The Ivanhoe property encompasses 168 square miles of ground giving the exploration team, Donald Hruska and Rosalie (Rosie) Moore, enough prospective ground to last a lifetime.
Moore said the primary exploration method is geophysics since much of the area is covered with tertiary volcanics. The two are finding the use of E-scans, which measure resistivity on a grid rather than a line, to correlate well in identifying the known deposits on the property.
A number of targets have been drilled, resulting in some high- grade sulphide intercepts that, the company believes suggest, the presence of high-grade feeder zones.
The exploration budget for the coming year is US$1 million and will include further geophysics and target drilling.
Financing for the first phase of operations was arranged through a US$10-million loan at Libor plus 1.625% and convertible into gold at the joint venture’s option. The conversion price of the loan is to be based on the prevailing price of gold at the time of the conversion, as would the interest rate. The principal is repayable in 20 equal monthly instalments commencing July 31. Three payments on the loan have been made bringing the principal down to US$8.5 million.
Phase two of the mining plan has not yet been given the formal go-ahead by Galactic’s board, although Hughes believes it is a foregone conclusion.
The capital cost of the second phase is estimated at US$750,000, primarily involving the construction of an additional pad. The company may also build an electrowinning plant on site in conjunction with the second-phase expansion but no cost estimate was given.
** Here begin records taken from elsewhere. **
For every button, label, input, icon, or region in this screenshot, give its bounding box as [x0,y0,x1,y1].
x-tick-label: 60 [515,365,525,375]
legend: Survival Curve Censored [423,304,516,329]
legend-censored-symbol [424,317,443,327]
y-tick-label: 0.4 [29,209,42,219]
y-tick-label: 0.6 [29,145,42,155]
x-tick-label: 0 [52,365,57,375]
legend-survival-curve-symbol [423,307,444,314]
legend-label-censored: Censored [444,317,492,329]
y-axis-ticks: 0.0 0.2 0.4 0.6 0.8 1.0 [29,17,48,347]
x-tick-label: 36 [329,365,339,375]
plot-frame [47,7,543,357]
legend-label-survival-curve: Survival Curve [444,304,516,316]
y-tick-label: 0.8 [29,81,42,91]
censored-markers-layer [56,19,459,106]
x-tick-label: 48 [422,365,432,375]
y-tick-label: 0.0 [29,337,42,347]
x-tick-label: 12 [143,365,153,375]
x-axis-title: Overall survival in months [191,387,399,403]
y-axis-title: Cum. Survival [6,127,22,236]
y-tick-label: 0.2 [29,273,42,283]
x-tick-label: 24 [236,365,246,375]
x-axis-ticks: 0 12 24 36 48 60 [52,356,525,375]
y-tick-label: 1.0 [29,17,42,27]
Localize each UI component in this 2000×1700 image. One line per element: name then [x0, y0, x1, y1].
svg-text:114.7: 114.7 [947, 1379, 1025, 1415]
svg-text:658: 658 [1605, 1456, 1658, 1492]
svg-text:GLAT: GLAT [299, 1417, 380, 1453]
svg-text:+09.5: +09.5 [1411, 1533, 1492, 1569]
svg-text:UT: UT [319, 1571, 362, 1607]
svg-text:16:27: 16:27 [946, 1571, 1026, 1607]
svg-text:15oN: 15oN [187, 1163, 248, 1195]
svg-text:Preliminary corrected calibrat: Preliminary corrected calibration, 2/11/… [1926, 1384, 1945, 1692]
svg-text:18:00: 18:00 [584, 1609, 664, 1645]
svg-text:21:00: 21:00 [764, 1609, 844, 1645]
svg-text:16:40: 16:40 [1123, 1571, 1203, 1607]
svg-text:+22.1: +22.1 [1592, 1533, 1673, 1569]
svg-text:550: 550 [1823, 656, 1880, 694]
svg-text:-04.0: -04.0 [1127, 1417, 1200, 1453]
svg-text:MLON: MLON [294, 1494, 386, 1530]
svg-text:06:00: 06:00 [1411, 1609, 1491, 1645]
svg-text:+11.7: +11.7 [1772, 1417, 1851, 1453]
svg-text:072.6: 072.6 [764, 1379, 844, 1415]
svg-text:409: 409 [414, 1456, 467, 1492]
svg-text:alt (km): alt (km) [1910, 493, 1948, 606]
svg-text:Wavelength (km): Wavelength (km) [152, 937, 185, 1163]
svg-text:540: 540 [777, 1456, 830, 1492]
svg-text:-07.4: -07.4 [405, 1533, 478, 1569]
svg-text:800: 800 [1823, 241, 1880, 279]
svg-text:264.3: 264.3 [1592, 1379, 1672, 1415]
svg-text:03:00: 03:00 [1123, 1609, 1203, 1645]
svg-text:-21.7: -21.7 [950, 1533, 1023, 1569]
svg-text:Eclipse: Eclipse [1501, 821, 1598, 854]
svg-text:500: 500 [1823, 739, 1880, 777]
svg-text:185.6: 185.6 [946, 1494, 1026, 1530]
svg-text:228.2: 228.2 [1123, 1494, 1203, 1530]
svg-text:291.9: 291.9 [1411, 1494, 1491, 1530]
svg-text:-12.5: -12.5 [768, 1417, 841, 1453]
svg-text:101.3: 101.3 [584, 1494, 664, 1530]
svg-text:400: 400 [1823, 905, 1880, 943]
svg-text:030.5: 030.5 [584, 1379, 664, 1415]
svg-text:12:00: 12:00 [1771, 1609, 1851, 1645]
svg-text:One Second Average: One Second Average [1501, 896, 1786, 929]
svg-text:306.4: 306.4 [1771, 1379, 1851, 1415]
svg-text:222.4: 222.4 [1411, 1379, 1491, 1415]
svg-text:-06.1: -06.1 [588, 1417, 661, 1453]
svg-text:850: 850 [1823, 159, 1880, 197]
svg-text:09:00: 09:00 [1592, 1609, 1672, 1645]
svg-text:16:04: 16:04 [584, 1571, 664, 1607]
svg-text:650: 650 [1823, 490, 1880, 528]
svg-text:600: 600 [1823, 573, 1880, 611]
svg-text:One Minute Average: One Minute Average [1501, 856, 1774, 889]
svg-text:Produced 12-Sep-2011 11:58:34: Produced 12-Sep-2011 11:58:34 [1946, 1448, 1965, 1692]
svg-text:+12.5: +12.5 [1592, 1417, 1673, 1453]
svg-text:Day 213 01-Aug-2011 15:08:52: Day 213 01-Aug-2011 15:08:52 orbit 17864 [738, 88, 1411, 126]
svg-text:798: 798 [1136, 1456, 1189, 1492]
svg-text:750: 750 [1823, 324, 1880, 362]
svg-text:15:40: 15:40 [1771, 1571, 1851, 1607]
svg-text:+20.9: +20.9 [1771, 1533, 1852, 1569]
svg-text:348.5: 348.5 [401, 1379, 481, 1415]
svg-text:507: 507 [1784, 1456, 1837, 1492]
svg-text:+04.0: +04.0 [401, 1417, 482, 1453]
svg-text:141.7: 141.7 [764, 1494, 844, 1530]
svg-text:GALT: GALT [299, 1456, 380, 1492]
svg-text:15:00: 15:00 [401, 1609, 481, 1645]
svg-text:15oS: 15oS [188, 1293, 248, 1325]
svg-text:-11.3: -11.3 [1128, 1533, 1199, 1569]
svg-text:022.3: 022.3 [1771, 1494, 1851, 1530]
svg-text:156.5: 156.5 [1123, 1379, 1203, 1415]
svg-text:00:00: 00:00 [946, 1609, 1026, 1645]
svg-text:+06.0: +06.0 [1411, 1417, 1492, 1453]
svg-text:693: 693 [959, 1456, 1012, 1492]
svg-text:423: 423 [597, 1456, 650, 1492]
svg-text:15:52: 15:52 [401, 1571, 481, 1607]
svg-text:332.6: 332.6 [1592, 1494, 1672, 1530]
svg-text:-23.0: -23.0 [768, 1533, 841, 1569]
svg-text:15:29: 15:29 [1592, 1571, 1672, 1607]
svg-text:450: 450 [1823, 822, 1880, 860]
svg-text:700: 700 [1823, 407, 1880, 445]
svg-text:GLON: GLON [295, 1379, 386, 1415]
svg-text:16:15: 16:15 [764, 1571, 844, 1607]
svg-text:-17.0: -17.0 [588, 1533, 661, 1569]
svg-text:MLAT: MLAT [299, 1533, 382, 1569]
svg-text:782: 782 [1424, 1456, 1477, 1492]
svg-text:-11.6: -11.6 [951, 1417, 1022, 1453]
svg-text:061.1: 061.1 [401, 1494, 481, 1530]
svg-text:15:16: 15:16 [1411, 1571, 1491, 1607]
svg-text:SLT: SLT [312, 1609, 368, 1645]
Phase two includes the mining of the Velvet and the Butte No. 1 zones and the extension of the USX pits to the north into the Clementine zone.
The Clementine zone is divided into two phases. The first contains a minable reserve of 4.3 million tons grading 0.036 oz. gold per ton at a stripping ratio of 3.6-to-1 while the second phase includes a minable reserve of 2.7 million tons grading 0.040 oz. at a stripping ratio of 4.2-to-1.
The Velvet and Butte No. 1 zones add a further 3.1 million tons of reserves grading about 0.04 oz. gold to the total.
At the current mining rate of about 200,000 tons per month, first- phase mining will exhaust reserves in October, 1991. A decision on the next phase is therefore imminent.
If Galactic does elect to proceed with the second phase, there is one hurdle remaining — approval from government authorities.
The company must still satisfy archaeological agencies regarding a number of sites on the property where natives had ancient quarrying operations. The quarried stone was used to make tools and weapons. Archaeologists want to ensure that the sites do not represent a quarrying method previously not seen.
Hughes indicated that he would like to see government approval by February at the latest to ensure the second phase is operational by the time the first phase runs out of ore.